As it happens, the White House is running into more trouble on it. Patterico points to this:
Administration officials insisted that they have not shied away from their support for a public option to compete with private insurance companies, an idea they said Obama still prefers to see in a final bill.
But at a time when the president had hoped to be selling middle-class voters on how insurance reforms would benefit them, the White House instead finds itself mired in a Democratic Party feud over an issue it never intended to spotlight.
"I don't understand why the left of the left has decided that this is their Waterloo," said a senior White House adviser, who spoke on the condition of anonymity. "We've gotten to this point where health care on the left is determined by the breadth of the public option. I don't understand how that has become the measure of whether what we achieve is health-care reform."
"It's a mystifying thing," he added. "We're forgetting why we are in this."
Nah. It ain't mystifying.
Tell me again why it's NOW entirely permissible for the Executive Branch of gum'mint to
request the not-for-profit, tax exempt, (this means "at taxpayer expense" to SOME "economists") "Churches" (as in church-and-state fame)to carry it's water through their pulpits?
Wasn't there some sort of brew ha ha about that when taxes for abortion, cloning, advance directive, "gay" issues, and "Womans" issues, were being debated amongst the hoi polli, and turning up as poignant rebuttal in public forums, as well as Legislators "answering machines"?

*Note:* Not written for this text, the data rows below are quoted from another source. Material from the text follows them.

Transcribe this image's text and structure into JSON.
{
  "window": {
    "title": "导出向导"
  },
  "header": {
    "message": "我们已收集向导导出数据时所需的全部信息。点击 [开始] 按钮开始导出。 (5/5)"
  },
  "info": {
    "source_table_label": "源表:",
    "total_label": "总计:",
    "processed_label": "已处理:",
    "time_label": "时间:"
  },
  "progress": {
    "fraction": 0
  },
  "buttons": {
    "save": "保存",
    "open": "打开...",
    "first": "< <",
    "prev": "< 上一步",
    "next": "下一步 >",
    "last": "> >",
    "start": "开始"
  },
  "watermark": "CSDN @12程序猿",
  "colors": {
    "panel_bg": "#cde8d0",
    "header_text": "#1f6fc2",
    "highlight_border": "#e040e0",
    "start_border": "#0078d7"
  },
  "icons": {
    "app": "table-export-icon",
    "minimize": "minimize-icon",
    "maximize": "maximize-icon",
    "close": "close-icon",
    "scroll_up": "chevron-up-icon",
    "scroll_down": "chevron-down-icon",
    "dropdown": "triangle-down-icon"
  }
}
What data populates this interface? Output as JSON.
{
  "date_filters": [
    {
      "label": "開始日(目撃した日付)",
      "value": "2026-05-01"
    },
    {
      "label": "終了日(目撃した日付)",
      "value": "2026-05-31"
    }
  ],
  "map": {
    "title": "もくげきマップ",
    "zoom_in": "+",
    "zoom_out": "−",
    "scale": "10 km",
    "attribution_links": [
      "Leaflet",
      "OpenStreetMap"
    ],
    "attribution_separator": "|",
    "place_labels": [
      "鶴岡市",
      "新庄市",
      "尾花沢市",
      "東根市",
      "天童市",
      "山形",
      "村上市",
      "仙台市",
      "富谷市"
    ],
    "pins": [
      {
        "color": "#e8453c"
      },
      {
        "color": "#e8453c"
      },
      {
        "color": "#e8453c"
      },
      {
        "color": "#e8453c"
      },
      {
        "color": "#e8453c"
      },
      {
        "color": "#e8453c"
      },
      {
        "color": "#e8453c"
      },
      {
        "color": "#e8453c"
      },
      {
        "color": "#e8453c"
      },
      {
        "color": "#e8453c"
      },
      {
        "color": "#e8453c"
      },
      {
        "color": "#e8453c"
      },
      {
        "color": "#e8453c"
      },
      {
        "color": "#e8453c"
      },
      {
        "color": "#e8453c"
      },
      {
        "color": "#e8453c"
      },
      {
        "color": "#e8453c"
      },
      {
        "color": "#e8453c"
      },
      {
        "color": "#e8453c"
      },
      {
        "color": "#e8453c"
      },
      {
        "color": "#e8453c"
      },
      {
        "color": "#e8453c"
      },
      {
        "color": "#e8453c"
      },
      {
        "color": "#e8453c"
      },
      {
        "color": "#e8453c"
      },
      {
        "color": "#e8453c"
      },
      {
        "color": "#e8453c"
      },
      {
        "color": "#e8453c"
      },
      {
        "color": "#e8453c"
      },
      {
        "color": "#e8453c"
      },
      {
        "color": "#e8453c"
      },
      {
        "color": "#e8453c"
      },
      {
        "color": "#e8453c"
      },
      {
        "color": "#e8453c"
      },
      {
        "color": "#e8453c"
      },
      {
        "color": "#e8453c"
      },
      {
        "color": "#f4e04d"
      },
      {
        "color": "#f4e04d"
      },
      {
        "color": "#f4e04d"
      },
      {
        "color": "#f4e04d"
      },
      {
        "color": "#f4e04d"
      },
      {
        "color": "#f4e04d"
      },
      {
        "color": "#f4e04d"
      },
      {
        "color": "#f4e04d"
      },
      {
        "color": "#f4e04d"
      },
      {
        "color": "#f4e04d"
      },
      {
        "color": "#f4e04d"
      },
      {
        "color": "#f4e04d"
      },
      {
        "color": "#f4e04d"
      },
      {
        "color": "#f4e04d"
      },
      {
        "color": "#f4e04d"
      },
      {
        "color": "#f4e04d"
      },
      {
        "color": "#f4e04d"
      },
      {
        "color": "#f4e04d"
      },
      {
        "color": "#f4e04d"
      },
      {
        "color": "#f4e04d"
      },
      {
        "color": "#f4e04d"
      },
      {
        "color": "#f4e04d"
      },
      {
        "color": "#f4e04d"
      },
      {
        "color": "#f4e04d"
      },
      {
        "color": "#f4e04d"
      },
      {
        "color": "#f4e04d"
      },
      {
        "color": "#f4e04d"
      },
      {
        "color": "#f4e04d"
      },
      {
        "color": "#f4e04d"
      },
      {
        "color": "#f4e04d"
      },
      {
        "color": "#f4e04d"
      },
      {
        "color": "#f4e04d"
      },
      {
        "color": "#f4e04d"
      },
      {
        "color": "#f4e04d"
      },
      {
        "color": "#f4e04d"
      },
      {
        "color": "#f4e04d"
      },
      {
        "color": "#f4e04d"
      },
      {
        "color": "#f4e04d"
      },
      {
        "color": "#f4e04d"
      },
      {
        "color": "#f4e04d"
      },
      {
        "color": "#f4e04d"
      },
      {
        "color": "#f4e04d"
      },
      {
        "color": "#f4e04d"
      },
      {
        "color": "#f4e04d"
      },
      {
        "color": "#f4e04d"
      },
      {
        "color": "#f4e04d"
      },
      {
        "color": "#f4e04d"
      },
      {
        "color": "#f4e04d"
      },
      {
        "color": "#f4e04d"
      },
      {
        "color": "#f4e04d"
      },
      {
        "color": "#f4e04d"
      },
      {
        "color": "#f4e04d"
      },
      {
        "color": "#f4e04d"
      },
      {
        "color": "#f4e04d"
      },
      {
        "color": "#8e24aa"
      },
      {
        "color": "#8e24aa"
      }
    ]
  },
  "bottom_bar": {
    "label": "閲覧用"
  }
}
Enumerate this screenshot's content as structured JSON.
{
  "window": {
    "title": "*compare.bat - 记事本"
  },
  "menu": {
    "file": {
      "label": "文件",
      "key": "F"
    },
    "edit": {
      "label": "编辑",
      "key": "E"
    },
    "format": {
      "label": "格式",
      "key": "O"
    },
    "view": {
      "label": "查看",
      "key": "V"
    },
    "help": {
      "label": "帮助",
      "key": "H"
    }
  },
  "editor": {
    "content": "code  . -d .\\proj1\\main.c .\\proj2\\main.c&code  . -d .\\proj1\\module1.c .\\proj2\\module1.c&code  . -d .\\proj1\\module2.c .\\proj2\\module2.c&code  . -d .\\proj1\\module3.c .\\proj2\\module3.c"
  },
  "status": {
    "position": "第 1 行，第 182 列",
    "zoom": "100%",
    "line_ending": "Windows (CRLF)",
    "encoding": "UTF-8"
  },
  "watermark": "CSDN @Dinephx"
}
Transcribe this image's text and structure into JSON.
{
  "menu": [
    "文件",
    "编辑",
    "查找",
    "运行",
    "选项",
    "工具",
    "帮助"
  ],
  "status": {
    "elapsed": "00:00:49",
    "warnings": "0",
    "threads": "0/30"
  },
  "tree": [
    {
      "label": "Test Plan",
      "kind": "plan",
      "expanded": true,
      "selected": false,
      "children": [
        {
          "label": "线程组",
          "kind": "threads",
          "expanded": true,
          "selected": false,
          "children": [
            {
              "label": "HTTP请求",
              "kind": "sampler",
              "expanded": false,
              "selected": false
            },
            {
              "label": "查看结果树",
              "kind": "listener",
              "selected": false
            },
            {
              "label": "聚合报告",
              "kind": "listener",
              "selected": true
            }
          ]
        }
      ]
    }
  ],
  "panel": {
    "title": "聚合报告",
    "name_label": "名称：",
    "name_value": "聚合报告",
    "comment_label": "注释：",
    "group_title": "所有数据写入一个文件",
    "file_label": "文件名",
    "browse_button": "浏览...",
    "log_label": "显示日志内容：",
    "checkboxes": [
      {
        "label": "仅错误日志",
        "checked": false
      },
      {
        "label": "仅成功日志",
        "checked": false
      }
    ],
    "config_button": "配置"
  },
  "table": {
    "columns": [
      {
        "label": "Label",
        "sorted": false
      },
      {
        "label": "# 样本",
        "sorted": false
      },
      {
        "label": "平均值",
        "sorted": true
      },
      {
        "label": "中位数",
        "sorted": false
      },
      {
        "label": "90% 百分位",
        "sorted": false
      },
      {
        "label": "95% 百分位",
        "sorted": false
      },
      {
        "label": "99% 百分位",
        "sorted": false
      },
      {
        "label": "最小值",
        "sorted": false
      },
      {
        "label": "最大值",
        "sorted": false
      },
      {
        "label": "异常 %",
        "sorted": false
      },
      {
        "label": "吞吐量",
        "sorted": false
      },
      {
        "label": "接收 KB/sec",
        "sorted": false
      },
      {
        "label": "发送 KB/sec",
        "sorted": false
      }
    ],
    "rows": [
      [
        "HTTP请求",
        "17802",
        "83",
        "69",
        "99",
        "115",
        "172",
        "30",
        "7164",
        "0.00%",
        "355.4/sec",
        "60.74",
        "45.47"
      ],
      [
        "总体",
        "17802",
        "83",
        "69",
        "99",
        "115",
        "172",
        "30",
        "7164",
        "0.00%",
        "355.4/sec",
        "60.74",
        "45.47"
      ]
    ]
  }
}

Posted by: CaptDMO | August 20, 2009 at 01:47 PM
I think the more troubling is the back room deal between the White House and the Pharmaceuticals in which the the White House agreed to cap the Pharmaceuticals' expenses at $80 billion. In return the Pharmaceuticals plan to lay out for $150 million to promote Obama's health care reform, with a large chunk of that business going to Axelrod's old consulting firm with which Axelrod's son is still connected. They are lining their own pockets, even if indirectly, and MSM has very little interest in the story. And when you consider how hard they worked trying to create the impression of a Cheney/Haliburton conflict of interest!
Posted by: Tom Bowler | August 20, 2009 at 03:31 PM
I suspect the left of the left has kept their bearings better than the more moderate left. The left of the left knows they are after the chance to run people's lives and this is one of their best tools. The middle of the left may be forgetting that goal.
Or not. The middle of the left may want anything that legitimates the concept of the federal government interfering in health care and health care financing. These are folks who are masters at getting the rest of the camel in behind its nose. They're not the only ones but by gosh they're the best.